I am trying to convert a large .CSV
file into an .Xdf
file by using the rxImport()
function with the below code:
rxImport(inData = "/poc/revor/data/ext_roll36_chrg_vol.csv",
outFile = "/poc/revor/data/ext_roll36_chrg_vol.xdf",
overwrite = TRUE, rowsPerRead = 100000,
colClasses = c(SE_NO = "character",
HIER_ROLLUP_CD = "character",
CUR_MO_CT ="numeric",
CUR_MO_AM = "numeric",
AD_LINE_1_TX = "character",
AD_LINE_2_TX = "character",
SUBMIT_DT = "character",
UPDT_TS = "character"),
transforms = list(SUBMIT_DT = as.Date(SUBMIT_DT, format="%d%b%Y")))

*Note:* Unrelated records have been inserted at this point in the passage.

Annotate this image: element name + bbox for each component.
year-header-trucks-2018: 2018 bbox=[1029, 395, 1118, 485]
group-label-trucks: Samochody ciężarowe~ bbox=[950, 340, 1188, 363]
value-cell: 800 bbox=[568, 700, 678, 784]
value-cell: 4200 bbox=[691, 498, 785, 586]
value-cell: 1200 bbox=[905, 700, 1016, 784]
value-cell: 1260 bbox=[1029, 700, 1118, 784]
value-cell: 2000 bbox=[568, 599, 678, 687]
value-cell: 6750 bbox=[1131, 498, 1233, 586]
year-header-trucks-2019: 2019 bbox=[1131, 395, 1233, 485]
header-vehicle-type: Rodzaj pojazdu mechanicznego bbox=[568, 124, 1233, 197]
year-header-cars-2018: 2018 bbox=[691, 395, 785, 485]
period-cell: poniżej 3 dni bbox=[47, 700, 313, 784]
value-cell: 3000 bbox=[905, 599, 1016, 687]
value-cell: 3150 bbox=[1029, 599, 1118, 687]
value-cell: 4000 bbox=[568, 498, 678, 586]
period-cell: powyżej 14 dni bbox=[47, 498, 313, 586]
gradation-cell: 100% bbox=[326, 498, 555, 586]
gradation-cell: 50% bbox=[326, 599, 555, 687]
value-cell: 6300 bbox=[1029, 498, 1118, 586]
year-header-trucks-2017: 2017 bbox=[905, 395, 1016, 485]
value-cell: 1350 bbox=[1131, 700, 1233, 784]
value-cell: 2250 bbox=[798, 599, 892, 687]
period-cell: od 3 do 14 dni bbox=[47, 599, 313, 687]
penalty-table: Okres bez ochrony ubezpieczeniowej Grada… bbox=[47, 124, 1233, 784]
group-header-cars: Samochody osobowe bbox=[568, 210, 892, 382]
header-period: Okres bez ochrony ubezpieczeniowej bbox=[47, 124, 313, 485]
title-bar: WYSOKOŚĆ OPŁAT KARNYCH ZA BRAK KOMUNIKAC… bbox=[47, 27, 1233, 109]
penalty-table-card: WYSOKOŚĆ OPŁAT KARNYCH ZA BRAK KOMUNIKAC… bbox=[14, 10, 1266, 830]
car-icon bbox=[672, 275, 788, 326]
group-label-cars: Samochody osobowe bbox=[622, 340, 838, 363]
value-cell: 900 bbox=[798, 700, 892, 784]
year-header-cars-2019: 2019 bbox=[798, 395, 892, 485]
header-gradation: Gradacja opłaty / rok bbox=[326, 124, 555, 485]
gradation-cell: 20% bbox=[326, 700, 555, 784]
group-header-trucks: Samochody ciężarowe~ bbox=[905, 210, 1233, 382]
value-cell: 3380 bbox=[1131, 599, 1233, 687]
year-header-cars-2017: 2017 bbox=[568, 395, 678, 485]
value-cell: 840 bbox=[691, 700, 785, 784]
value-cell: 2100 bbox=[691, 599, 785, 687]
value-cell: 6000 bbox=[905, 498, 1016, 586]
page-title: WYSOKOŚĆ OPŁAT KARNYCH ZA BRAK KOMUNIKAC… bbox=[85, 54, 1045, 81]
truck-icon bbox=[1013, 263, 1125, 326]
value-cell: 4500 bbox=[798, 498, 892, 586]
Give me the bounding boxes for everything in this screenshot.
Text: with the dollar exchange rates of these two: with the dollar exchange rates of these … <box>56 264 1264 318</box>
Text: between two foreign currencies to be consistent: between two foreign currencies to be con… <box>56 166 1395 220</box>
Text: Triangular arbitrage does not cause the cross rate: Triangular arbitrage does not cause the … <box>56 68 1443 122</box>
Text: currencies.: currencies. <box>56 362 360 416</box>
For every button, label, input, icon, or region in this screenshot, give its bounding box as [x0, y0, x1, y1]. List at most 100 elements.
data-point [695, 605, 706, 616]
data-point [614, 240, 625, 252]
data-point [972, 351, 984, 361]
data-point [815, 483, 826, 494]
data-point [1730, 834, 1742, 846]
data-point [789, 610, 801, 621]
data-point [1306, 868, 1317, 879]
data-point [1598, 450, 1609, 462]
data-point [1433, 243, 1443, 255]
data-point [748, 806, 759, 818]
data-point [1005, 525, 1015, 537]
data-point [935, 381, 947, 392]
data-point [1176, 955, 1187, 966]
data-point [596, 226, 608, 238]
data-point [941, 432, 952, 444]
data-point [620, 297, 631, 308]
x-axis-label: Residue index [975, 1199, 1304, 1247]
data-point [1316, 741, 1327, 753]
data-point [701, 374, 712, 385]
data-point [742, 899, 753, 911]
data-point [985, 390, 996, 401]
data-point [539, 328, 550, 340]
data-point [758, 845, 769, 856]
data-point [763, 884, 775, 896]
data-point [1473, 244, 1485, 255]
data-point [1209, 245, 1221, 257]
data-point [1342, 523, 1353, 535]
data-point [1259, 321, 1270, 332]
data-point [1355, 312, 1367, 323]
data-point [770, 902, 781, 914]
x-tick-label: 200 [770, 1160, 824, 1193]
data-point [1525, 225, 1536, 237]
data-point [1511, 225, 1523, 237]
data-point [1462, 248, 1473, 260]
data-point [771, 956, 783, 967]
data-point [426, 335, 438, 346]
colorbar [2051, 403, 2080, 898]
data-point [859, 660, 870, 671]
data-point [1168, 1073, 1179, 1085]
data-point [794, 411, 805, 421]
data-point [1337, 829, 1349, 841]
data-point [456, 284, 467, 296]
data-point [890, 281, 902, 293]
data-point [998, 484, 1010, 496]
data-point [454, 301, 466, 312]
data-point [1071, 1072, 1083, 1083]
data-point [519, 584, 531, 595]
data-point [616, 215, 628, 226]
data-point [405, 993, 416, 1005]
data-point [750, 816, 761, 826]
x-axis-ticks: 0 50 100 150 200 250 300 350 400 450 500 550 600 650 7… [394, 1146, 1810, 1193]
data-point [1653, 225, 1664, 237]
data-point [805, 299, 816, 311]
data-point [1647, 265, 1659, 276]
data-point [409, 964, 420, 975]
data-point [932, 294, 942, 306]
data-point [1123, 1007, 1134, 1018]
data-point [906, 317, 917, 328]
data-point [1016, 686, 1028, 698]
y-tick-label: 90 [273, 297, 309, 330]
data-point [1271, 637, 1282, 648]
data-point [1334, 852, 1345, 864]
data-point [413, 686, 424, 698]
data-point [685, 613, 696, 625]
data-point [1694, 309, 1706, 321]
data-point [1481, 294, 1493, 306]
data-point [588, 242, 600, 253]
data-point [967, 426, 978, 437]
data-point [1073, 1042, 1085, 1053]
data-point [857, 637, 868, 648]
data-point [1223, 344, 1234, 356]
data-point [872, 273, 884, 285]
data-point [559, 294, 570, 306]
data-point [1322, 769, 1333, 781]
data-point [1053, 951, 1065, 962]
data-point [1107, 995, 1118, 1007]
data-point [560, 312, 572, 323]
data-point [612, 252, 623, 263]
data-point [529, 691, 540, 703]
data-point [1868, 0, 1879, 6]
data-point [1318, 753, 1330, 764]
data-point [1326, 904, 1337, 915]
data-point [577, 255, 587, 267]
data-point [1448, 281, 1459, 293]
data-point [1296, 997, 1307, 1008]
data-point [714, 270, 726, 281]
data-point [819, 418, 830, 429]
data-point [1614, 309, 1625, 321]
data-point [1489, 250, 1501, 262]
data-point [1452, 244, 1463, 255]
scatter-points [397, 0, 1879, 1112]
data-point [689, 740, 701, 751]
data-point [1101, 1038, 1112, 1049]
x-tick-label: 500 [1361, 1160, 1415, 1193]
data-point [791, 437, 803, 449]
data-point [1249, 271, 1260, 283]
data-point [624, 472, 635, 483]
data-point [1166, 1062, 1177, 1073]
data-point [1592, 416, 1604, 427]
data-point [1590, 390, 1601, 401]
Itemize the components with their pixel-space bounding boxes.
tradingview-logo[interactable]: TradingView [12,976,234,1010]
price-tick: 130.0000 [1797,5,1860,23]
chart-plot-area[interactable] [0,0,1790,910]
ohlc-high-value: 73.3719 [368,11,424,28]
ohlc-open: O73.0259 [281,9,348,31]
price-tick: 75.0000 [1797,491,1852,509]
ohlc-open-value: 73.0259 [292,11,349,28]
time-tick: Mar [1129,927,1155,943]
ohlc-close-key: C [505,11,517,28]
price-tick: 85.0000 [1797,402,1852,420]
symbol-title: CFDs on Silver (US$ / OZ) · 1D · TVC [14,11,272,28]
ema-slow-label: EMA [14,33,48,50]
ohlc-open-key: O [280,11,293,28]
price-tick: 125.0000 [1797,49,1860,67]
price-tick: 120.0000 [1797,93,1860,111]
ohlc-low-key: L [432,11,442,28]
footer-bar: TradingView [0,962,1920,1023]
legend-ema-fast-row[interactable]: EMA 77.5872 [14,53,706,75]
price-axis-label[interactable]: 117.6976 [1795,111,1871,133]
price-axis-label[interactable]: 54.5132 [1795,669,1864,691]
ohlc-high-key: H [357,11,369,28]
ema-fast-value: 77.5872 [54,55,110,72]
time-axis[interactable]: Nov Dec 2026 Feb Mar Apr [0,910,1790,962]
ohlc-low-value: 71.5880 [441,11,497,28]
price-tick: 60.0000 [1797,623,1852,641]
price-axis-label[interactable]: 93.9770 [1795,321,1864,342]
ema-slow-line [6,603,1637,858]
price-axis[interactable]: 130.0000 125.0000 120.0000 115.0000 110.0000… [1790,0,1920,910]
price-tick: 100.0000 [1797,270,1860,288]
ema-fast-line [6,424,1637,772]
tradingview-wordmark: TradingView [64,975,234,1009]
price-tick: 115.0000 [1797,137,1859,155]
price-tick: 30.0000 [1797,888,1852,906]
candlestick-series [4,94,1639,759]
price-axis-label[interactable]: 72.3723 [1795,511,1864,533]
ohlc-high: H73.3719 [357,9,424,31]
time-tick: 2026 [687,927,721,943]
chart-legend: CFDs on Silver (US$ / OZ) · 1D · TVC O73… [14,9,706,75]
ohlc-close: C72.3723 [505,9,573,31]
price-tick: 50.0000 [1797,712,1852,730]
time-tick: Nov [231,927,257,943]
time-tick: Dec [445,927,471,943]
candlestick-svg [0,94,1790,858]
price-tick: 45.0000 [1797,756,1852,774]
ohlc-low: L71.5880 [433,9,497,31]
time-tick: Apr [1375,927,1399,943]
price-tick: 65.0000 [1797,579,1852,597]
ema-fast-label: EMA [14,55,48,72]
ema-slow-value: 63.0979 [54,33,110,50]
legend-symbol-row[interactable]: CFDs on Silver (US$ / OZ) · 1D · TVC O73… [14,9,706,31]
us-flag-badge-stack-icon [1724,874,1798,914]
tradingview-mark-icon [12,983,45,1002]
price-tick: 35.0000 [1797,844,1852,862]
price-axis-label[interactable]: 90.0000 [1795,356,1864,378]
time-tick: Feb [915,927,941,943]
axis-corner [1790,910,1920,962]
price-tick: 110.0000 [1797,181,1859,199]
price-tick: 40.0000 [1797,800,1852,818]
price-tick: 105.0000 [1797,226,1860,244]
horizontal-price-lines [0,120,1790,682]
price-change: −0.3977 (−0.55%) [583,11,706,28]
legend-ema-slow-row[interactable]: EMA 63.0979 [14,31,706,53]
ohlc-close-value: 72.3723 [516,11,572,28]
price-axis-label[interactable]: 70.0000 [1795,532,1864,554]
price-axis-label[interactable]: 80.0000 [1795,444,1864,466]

But this file contains many records like:
0200001097,SS,625,236899.000,"KRAV MAGA WORLDWIDE, INC.","KRAV MAGA WORLDWIDE, INC.",01MAY2014,07JUN2014:01:08:57.000000
As you can see the columns AD_LINE_1_TX
& AD_LINE_2_TX
contain commas inside the double quotes.
I have tried using the type = "text"
argument, but then it reads the first column i.e SE_NO
as numeric
even though its type is showing as character
. This is the issue with all the numeric
fields which I want to read as a character
.
And If I transform the column using the transform
argument into character
as:
transforms = list(SE_NO = as.character(as.numeric(SE_NO)))
Then the value of SE_NO
column changes from 0200001097
to 0200001000
in the transformation from character(exponential representation) 2.000011e+08
to numeric.
So Is there any other way to suppress the comma inside the double quotes with out affecting other columns?
Please let me know in case any further information is needed on the same.